At a recent discussion of the state of Contra Costa County finances and pension liability payments, Supervisor Susan Bonilla, a Democrat primary candidate for the 11th Assembly District, made it clear that she wanted the option of using “funds promised for reducing the county’s unfunded post-retirement benefits, or OPEB, liability to help fund operations of key County departments.” There is no doubt that a majority of Bonilla’s colleagues, especially Mary Piepho and John Gioia, are silently hoping for any excuse to break the board’s recent promise of paying down pension liability.
The nuclear option of raiding the OPEB set-aside as a source of cash for day-to-day operations(!) of the Fire Department or Probation services is a financial Rubicon the BOS should not cross without thinking seriously about the consequences of reneging on its primary constitutional fiduciary obligation and promise to taxpayers to reduce Contra Costa’s retiree health care obligations. Yet such another cave-in to powerful union interests would break any remaining bond county taxpayers have with the machine politics in Martinez where the governing class including union leaders completely lord it over the governed and any fig leaf of fiscal sanity.
This critical state of affairs comes at a time when the Contra Costa County Employees Retirement Association (CCCERA), has become California’s poster child for its embarrassing policies that encourage pension spiking. CCCERA has just refused to change policies that allow a fire chief making $185,000 per year to boost his lifetime pension at the age of 50 to $241,000. Dan Borenstein of the times quotes Bob Palmer, interim executive director of California’s Retirement Systems, as marking CCCERA’s practices are “really egregious…an embarrassment…bad public policy.”
Instead of putting a stop to this scam, that the County Supervisors clearly indicate it cannot afford, CCCERA voted to allow 4,000 current retirees since 1997 and an additional 11,500 current employees to continue to receive outrageous pensions spiked with a multitude of ILLEGAL add-ons.
Of course, the County must fund essential services as best it can.
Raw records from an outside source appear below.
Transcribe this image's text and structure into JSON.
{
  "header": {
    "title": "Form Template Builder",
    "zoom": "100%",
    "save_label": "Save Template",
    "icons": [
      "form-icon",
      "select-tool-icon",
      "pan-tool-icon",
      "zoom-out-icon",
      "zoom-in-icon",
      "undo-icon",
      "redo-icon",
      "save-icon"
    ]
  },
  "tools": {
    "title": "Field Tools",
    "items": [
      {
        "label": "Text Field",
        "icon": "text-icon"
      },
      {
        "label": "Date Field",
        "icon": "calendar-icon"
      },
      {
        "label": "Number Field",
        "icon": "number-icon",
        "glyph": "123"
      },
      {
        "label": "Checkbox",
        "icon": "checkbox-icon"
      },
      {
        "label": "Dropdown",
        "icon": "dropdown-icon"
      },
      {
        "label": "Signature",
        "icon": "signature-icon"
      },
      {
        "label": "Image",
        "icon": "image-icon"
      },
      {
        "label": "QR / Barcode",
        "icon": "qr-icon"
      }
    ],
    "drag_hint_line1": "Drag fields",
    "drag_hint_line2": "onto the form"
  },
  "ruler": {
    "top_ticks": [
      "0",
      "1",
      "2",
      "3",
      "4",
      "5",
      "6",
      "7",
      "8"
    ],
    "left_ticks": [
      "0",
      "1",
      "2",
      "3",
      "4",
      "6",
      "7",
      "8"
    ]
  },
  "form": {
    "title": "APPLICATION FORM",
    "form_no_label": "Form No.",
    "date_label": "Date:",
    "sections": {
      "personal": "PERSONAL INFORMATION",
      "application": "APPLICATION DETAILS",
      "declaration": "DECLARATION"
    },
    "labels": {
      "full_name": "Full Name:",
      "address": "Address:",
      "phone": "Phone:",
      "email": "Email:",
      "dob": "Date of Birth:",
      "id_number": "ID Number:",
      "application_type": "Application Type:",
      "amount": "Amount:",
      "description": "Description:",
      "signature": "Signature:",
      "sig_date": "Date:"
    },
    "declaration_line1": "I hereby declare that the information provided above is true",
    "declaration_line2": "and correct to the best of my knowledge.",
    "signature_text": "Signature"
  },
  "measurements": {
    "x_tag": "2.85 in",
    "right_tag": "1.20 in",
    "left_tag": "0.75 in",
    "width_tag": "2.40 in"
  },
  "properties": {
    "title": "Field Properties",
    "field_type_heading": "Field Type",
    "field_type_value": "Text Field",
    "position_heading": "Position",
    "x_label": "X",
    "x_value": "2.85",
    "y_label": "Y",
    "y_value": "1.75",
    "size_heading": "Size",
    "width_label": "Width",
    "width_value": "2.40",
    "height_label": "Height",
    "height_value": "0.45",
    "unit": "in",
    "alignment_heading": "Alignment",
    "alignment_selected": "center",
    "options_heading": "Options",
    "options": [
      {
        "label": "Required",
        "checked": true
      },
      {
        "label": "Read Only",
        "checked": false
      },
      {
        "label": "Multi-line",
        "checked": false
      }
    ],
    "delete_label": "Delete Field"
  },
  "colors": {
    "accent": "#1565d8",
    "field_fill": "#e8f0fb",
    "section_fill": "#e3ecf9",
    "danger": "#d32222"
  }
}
But it’s also time for the Contra Costa County Employees Retirement Association, CCCERA, as the financial mouthpiece of its membership, to step up to the plate.
County employees must finally have some skin in the game or be exposed as the comical criminal Blue Meanie from the Beatles’ Yellow Submarine, that consumes everything in sight, and ultimately itself. No jobs, no services, no pensions.
Simply put, CCCERA has become an enemy of the people. It has become a predatory class feeding off the commonwealth of the citizens of Contra Costa County. The Board of Supervisors and State legislative elites, who rely on CCCERA membership support for reelection term after term, have also lost any credibility, failing on its promises to perform its legal financial due diligence for the sake of ever more concessions to public employee unions forcing taxpayers to once again pick up such an exorbitant tab.
This must stop.
If the lawmakers, the BOS, and the CCCERA don’t step up, taxpayer revolt and bankruptcy leading to a complete meltdown of county government are rapidly becoming the more probable alternatives.
Since the sitting Supervisors—including one running for the legislature, and another supervisor hopeful—are counting on union support for their campaigns, a broad-based citizen action committee must be formed to sue CCCERA to comply with much needed reforms. CCCERA is NOT OWED something illegal. It’s OWN COUNSEL says CCCERA is in violation of state appeals court decisions concerning pension spiking. CCCERA must finally have some skin in the game and face a court ruling.